Two major obstacles now await Perry. One is the potential challenge from Kay Bailey Hutchison. Many Republicans hope desperately to avoid a GOP primary bloodbath in 2002 between their two most popular officeholders after George W. Bush. But if Perry stumbles during the legislative session and is seen as vulnerable to a Democratic challenge in the governor’s race, Hutchison’s entry into the primary would be better received. The other obstacle to a smooth session for Perry is a less-than-cordial relationship with Democratic House Speaker Pete Laney. The chilliness dates back to the Speaker’s race of 1992, when Perry—then the agriculture commissioner—supported Jim Rudd, his old pit bull chairman, against Laney. Likewise, Perry has sometimes irked Laney by campaigning for Republicans running for state representative, because each Republican elected threatens Laney’s base of support in a House where Democrats have a precarious 78-72 majority.

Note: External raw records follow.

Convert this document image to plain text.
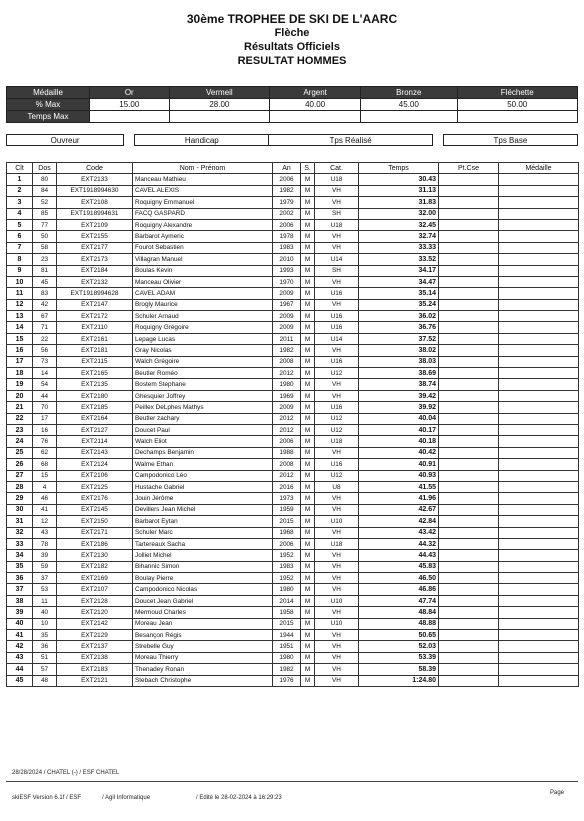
30ème TROPHEE DE SKI DE L'AARC
Flèche
Résultats Officiels
RESULTAT HOMMES
Médaille	Or	Vermeil	Argent	Bronze	Fléchette
% Max	15.00	28.00	40.00	45.00	50.00
Temps Max					
Ouvreur		Handicap	Tps Réalisé		Tps Base
Clt	Dos	Code	Nom - Prénom	An	S.	Cat.	Temps	Pt.Cse	Médaille
1	80	EXT2133	Manceau Mathieu	2006	M	U18	30.43		
2	84	EXT1918994630	CAVEL ALEXIS	1982	M	VH	31.13		
3	52	EXT2108	Roquigny Emmanuel	1979	M	VH	31.83		
4	85	EXT1918994631	FACQ GASPARD	2002	M	SH	32.00		
5	77	EXT2109	Roquigny Alexandre	2006	M	U18	32.45		
6	50	EXT2155	Barbarot Aymeric	1978	M	VH	32.74		
7	58	EXT2177	Fourot Sebastien	1983	M	VH	33.33		
8	23	EXT2173	Villagran Manuel	2010	M	U14	33.52		
9	81	EXT2184	Boulas Kevin	1993	M	SH	34.17		
10	45	EXT2132	Manceau Olivier	1970	M	VH	34.47		
11	83	EXT1918994628	CAVEL ADAM	2009	M	U16	35.14		
12	42	EXT2147	Brogly Maurice	1967	M	VH	35.24		
13	67	EXT2172	Schuler Arnaud	2009	M	U16	36.02		
14	71	EXT2110	Roquigny Grégoire	2009	M	U16	36.76		
15	22	EXT2161	Lepage Lucas	2011	M	U14	37.52		
16	56	EXT2181	Gray Nicolas	1982	M	VH	38.02		
17	73	EXT2115	Walch Grégoire	2008	M	U16	38.03		
18	14	EXT2165	Beutler Roméo	2012	M	U12	38.69		
19	54	EXT2135	Bostem Stephane	1980	M	VH	38.74		
20	44	EXT2180	Ghesquier Joffrey	1969	M	VH	39.42		
21	70	EXT2185	Peillex DeLphes Mathys	2009	M	U16	39.92		
22	17	EXT2164	Beutler zachary	2012	M	U12	40.04		
23	16	EXT2127	Doucet Paul	2012	M	U12	40.17		
24	76	EXT2114	Walch Eliot	2006	M	U18	40.18		
25	62	EXT2143	Dechamps Benjamin	1988	M	VH	40.42		
26	68	EXT2124	Walme Ethan	2008	M	U16	40.91		
27	15	EXT2106	Campodonico Léo	2012	M	U12	40.93		
28	4	EXT2125	Hustache Gabriel	2016	M	U8	41.55		
29	46	EXT2176	Jouin Jérôme	1973	M	VH	41.96		
30	41	EXT2145	Devillers Jean Michel	1959	M	VH	42.67		
31	12	EXT2150	Barbarot Eytan	2015	M	U10	42.84		
32	43	EXT2171	Schuler Marc	1968	M	VH	43.42		
33	78	EXT2186	Tartereaux Sacha	2006	M	U18	44.32		
34	39	EXT2130	Jolliet Michel	1952	M	VH	44.43		
35	59	EXT2182	Bihannic Simon	1983	M	VH	45.83		
36	37	EXT2169	Boulay Pierre	1952	M	VH	46.50		
37	53	EXT2107	Campodonico Nicolas	1980	M	VH	46.86		
38	11	EXT2128	Doucet Jean Gabriel	2014	M	U10	47.74		
39	40	EXT2120	Mermoud Charles	1958	M	VH	48.84		
40	10	EXT2142	Moreau Jean	2015	M	U10	48.88		
41	35	EXT2129	Besançon Régis	1944	M	VH	50.65		
42	36	EXT2137	Strebelle Guy	1951	M	VH	52.03		
43	51	EXT2138	Moreau Thierry	1980	M	VH	53.39		
44	57	EXT2183	Thenadey Ronan	1982	M	VH	58.39		
45	48	EXT2121	Stebach Christophe	1976	M	VH	1:24.80		
28/28/2024 / CHATEL (-) / ESF CHATEL
skiESF Version 6.1f / ESF	/ Agil Informatique	/ Edité le 28-02-2024 à 16:29:23
Page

Perry attributes his support for Rudd to loyalty. It is a common thread in his political life; his committee appointments as lieutenant governor rewarded GOP senators who had strongly supported him with chairmanships. On the plane ride home from Laredo, he talked frankly about how his loyalty has sometimes cost him politically, the enmity of Laney being the prime example.

“I’ve paid a price,” he says. It’s true: He is regarded as the most partisan of all the GOP statewide officials. But, Perry explains, after switching parties, he felt he needed to establish credibility with his new teammates, so he agreed to help with campaigns. “I had a dilemma,” he says. “A lot of people were saying, ‘Will you help us?'” To Perry, each invitation was a loyalty test, and he wasn’t about to fail. His chief political rival, Hutchison, never had to face that problem. “Kay didn’t have to prove any loyalty. She’s there. I wasn’t.”

Perry insists that he has tempered his partisan activities since becoming lieutenant governor because the role requires him to work with Democrats. “I was a lot more partisan as ag commissioner,” he says. “In an election, I work hard for my side. After the votes are counted, I say, ‘We had an election, now let’s go work together.'”

Suddenly he finds the perfect metaphor and leans forward in his seat. “It’s like higher education,” he says. “In the Capitol, I’m for everybody. On Thanksgiving Day, I’m gonna be for the Aggies.”